Growing real human small blood vessels in the laboratorium
In this project, basic scientists of the Leiden based LUMC and the LACDR will work in close collaboration with SMEs Mimetas and Ncardia to develop a next generation capillary-on-a-chip model to study the mechanism of small blood vessel loss in disease such as ‘heart failure with preserved ejection fraction’(HFpEF). In patients with HFpEF a progressive loss of perfusion in the heart muscle ultimately results in a reduction of the pump function of the heart. For the estimated 65.000 HFpEF patients in the Netherlands therapeutic options are severely limited. Notwithstanding the clinical relevance of small vessel disease, its underlying mechanism is poorly understood as current in vitro models for human small vessels lack sufficient complexity to assess the functionality of human capillary endothelial-pericyte and matrix interactions. As a result, therapeutic options to counteract rarefaction are virtually non-existent.

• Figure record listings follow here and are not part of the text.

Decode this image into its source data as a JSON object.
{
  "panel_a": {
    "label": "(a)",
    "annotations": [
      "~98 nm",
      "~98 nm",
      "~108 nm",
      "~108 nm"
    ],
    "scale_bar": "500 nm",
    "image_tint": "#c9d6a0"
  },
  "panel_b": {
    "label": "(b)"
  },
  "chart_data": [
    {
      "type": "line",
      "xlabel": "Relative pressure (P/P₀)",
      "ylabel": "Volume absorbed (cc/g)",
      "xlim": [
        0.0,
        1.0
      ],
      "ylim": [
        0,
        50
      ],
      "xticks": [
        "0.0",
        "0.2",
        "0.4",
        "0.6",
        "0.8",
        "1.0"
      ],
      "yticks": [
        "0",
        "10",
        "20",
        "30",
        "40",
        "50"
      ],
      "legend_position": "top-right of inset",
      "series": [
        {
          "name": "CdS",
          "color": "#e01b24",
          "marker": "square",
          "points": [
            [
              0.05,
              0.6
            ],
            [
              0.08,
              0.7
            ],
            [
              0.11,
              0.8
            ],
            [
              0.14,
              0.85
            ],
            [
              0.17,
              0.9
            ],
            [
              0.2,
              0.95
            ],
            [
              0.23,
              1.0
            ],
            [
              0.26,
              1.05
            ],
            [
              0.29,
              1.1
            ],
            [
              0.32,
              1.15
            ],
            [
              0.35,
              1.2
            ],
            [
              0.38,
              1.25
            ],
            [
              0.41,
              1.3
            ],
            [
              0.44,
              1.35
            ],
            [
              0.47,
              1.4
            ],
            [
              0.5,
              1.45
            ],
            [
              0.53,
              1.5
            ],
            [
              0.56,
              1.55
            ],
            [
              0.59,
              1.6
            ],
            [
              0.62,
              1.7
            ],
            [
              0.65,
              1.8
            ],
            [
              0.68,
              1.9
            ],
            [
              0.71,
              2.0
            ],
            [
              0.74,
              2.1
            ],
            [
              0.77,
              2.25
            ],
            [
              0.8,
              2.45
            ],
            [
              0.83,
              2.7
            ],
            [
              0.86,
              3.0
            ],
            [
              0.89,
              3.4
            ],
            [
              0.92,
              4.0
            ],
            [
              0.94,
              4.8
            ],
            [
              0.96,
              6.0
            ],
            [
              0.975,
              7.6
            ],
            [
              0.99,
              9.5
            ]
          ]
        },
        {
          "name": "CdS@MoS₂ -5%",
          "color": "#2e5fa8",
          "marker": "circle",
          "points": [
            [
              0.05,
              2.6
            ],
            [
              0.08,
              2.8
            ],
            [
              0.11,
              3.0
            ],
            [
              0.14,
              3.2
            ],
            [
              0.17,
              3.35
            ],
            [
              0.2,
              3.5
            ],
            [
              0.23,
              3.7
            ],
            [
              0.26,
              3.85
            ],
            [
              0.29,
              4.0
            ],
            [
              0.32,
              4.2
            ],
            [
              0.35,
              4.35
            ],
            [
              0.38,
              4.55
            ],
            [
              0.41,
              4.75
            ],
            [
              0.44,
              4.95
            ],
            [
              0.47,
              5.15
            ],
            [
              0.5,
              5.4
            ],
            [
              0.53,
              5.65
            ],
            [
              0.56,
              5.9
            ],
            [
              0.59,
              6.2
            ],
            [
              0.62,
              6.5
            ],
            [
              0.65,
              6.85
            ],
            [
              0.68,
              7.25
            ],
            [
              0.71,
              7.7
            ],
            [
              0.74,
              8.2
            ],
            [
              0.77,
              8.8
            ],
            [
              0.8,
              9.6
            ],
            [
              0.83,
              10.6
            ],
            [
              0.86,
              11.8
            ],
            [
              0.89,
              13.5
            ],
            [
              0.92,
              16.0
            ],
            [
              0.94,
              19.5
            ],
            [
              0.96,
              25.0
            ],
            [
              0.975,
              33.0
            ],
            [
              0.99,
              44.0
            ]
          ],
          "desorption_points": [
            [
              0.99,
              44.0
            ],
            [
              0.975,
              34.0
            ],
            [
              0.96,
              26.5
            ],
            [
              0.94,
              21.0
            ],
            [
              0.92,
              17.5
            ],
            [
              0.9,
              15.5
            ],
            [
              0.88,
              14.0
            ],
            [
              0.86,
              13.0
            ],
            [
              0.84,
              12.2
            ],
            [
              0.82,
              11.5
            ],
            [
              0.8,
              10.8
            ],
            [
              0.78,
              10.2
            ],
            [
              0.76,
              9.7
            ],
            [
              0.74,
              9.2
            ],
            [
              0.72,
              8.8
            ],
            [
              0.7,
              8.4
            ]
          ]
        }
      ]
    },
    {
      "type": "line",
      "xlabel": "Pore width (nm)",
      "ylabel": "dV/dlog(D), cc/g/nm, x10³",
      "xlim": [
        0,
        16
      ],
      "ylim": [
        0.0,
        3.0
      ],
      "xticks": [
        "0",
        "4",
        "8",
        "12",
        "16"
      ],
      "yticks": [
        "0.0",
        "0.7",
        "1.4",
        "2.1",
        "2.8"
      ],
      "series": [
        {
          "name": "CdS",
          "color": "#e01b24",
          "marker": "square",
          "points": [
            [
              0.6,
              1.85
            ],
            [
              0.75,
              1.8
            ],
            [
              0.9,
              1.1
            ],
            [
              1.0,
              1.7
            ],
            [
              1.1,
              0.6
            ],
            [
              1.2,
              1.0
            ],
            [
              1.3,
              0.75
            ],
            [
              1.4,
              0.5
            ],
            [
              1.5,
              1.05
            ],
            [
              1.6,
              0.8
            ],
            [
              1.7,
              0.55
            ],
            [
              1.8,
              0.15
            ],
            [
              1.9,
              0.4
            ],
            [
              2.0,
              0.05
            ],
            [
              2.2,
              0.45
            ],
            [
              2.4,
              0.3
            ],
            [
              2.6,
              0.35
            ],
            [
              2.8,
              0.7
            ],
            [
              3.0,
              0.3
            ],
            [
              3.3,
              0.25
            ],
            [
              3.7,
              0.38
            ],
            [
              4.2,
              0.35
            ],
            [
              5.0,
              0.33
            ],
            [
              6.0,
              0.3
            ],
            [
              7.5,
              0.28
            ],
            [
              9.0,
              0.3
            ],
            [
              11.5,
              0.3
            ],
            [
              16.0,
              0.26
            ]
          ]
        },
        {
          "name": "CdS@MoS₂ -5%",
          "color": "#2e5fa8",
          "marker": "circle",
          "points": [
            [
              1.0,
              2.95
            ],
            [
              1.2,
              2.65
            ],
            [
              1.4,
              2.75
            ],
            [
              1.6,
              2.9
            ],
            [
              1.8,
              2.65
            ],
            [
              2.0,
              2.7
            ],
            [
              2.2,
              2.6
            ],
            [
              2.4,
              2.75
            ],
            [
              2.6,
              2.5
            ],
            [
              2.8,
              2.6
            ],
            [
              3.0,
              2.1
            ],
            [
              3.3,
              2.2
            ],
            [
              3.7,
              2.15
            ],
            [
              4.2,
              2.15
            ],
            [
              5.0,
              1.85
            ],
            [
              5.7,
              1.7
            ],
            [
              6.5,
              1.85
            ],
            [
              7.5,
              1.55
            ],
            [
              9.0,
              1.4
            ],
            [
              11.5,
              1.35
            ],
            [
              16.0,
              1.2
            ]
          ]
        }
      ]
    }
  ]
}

They recently developed a microfluidics-based, 3D microvessel-on-a-chip’ platform that allows the formation of 10- 30 µm wide human capillaries including perfusable lumen. This model is unique in that it combines the use of MIMETAS OrganoPlate that allows balancing of complexity and throughput in a physiologically relevant cellular microenvironment with Ncardia’s hiPSC-derived ECs which resemble primary cells that can be expanded in nearly unlimited quantities scalable and are amendable to genetic editing. However, the final step in the modeling of true physiological capillaries is the introduction of capillary-associated pericytes.
In this project the aim is to 1) optimise co-culture conditions for iPSC-derived EC and pericytes/vascular smooth muscle cells (VSMC), 2) identify approaches for efficient pericyte-EC interactions and 3) validate the physiological relevance of the formed pericyte/VSMC-stabilised capillary networks.
Once realised, our pericyte-stabilised capillary-on-a-chip platform will provide an essential tool to interrogate how blood plasma factors drive capillary rarefaction in patients and ultimately may contribute to the development of therapeutic options to counteract microvascular associated cardiovascular disease.